Over this year many things have happened – our new abortion laws have resulted in 1,000 lost lives here in Northern Ireland. Britain has left the EU, yet the North is in some strange limbo where we are in the European single market, yet no longer part of the British internal market. We have yet to work out how to make this work for us, but we must, and it can. Above all it needs real leadership, laying aside partisan politics for the common good, as they have been laid aside (largely!) to fight Covid-19. The American elections have brought a new president. America is very divided – her politicians have yet to find the language that will bring about some healing in a country, and indeed a world, in which the freedom to speak in opposition to the received wisdom seems to be diminishing.
So perhaps we need to go into Lent as a kind of time of discernment, in which we can try and work out what true faith demands of us as citizens of this world, and above all as Catholics.
One of the questions I ask myself as a legislator and member of the House of Lords is how must I live my faith, trying to ensure that laws are passed which will provide the greatest common good, and what are the lines in the sand which I cannot cross? I think there is really just one line and it relates to the sacredness of life from birth to death. That derives from my understanding that our lives are not ours to live as we will, but rather they are a sacred gift from God. Our experience tells us that each of our lives is connected to others, and we grieve the passing of those whom we know and love. Their leaving renders us lost.
Human life
Politicians often say, when thinking about things like abortion and euthanasia that they are personally opposed to laws which permit the taking of human life, but they do not think they should impose their views on others.
I have come to believe that for Catholics, this is not a permissible distinction to make. If we legislate for abortion, or euthanasia, then by our actions we enable death. We impose our views on all those little children who will be killed in the womb. They have no choice, no freedom. This we should never do.
I do not believe that a Catholic can ever legislate to take the life of an unborn child, other than when the mother’s life is at risk and so mother and baby may die. We are not called to judge each other. We leave that to God. Yet those who occupy positions of power influence how people think, and when people like Joe Biden and Nancy Pelosi proclaim, as Catholics, that abortion is a healthcare to which people have a right, they make it seem that enlightened Catholics can speak like this in truth. Yet that is not the case. Of course, we must provide healthcare, but we must never destroy life. I believe that, each one of us, no matter how big or how small our sphere of influence, must cherish the great gift of life which comes from God alone, in all our thoughts, words, and deeds.
Gift of life
Cherishing that gift of life has many forms: there is so much that we need to do to make this world a fairer, better place. We need to harness the powers of creativity and entrepreneurship and enable real development without allowing unaccountable big business to take over the world. We are amateurs at the business of running our national and global affairs. Global tech giants like Amazon, Google, Facebook and Apple gather far more information about us than our governments do. In so doing they are able to influence what we do, think and even believe. Yet we need these great communication facilities. We have much to think about.

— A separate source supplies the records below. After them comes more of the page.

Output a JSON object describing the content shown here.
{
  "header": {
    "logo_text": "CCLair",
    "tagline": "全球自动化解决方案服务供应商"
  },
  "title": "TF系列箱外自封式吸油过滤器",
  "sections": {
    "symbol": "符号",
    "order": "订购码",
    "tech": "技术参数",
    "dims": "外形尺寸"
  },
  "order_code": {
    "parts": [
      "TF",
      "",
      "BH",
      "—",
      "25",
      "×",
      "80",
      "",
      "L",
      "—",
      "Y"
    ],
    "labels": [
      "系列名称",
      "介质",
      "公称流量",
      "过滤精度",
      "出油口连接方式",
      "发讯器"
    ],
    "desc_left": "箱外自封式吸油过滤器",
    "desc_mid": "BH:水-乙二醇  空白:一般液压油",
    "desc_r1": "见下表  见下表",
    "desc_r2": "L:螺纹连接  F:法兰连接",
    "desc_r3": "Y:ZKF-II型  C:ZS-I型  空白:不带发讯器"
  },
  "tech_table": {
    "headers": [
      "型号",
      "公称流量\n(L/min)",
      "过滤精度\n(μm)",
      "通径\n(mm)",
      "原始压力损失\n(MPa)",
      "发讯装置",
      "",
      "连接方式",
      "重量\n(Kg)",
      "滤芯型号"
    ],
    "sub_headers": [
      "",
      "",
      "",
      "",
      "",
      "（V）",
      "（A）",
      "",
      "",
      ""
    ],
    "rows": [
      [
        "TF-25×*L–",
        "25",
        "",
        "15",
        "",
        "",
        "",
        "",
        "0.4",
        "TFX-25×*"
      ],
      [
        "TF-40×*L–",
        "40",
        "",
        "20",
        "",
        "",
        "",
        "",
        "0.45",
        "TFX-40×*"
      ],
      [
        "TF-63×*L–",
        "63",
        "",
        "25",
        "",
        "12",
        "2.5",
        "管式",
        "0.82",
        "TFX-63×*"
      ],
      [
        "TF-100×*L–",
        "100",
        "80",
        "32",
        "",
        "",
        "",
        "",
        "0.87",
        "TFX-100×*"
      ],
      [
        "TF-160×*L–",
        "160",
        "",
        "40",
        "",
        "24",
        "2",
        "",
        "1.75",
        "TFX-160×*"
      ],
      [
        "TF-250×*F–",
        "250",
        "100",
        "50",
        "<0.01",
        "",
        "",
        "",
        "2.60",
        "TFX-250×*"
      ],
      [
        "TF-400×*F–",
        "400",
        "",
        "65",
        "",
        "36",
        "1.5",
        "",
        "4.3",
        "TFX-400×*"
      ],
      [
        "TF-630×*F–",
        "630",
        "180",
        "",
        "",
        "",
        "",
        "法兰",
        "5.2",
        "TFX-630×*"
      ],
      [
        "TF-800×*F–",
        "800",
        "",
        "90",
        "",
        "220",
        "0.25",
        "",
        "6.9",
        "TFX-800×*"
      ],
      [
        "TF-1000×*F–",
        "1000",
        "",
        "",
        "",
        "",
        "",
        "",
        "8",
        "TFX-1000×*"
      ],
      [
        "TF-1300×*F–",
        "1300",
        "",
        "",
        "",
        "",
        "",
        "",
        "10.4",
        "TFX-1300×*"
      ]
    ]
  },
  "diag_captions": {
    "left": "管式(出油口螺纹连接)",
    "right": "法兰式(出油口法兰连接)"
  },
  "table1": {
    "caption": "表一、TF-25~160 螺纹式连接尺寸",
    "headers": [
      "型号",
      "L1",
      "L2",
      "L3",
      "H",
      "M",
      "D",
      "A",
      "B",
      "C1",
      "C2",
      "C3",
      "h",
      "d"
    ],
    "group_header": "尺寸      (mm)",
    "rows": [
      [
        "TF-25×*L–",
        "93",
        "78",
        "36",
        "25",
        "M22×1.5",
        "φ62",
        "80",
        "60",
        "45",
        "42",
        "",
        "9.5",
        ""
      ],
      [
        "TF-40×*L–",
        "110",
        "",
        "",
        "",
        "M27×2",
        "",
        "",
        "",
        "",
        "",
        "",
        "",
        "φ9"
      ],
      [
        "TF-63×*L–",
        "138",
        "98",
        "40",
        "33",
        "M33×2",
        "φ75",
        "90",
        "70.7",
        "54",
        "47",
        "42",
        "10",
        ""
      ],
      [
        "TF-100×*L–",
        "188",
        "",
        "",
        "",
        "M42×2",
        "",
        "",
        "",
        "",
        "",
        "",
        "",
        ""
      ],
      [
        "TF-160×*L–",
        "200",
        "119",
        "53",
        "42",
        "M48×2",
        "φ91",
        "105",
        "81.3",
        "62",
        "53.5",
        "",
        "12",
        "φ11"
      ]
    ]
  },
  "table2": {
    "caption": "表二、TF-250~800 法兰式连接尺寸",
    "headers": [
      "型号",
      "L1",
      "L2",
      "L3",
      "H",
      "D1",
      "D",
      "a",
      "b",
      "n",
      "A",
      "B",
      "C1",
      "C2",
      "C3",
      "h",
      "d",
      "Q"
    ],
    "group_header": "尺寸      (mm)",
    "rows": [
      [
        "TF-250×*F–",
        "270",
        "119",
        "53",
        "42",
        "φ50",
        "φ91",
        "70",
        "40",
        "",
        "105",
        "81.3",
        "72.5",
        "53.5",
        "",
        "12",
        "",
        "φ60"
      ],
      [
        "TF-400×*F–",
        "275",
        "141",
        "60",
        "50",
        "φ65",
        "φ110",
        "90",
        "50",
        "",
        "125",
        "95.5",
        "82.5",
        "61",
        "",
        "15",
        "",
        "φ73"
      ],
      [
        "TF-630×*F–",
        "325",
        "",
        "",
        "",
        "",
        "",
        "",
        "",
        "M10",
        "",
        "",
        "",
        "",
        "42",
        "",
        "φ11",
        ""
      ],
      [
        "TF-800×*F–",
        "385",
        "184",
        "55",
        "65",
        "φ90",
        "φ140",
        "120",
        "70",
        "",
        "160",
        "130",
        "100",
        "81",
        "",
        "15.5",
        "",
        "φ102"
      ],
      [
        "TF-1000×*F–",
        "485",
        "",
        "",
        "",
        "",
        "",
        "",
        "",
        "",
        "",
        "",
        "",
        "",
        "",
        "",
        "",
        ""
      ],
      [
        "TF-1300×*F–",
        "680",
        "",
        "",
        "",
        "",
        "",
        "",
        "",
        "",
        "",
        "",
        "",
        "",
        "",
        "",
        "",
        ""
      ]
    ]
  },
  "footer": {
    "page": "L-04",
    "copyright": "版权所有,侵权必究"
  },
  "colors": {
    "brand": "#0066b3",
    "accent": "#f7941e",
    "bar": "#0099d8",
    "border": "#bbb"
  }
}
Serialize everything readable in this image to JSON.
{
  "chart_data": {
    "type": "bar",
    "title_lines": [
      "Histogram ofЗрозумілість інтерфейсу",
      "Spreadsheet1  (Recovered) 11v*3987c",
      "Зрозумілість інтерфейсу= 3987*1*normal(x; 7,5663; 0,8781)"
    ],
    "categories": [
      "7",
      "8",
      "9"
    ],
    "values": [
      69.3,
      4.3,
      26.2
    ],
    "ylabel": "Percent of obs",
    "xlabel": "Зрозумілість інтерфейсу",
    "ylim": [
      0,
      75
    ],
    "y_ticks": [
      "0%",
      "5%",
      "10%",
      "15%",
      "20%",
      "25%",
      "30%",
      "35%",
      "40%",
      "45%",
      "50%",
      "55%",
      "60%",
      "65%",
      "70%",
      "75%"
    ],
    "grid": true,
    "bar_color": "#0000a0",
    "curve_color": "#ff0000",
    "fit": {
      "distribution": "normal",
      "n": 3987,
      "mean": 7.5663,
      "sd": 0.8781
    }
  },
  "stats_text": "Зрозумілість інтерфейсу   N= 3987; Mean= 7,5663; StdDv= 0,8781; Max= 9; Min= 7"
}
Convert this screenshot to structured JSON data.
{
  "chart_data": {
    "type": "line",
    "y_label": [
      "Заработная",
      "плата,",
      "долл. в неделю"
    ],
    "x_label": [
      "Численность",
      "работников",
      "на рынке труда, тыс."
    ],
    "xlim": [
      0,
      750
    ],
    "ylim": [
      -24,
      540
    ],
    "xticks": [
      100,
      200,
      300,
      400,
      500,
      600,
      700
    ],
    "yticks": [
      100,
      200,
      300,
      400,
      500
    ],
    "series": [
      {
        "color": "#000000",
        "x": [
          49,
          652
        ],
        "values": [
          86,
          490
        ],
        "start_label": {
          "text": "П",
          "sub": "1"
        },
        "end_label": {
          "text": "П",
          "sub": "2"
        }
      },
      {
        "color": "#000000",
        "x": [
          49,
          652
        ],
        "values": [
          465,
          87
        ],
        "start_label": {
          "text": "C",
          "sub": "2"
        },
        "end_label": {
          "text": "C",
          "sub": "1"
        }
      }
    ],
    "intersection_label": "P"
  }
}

Above all during this Lent perhaps we need to recognise again that there is a constant battle between good and evil in this world, and hear again the words of Teresa of Avila: “Christ has no body now but yours. No hands, no feet on earth but yours. Yours are the eyes through which he looks compassion on this world. Yours are the feet with which he walks to do good. Yours are the hands through which he blesses all the world. Yours are the hands, yours are the feet, yours are the eyes, you are his body. Christ has no body now on earth but yours.”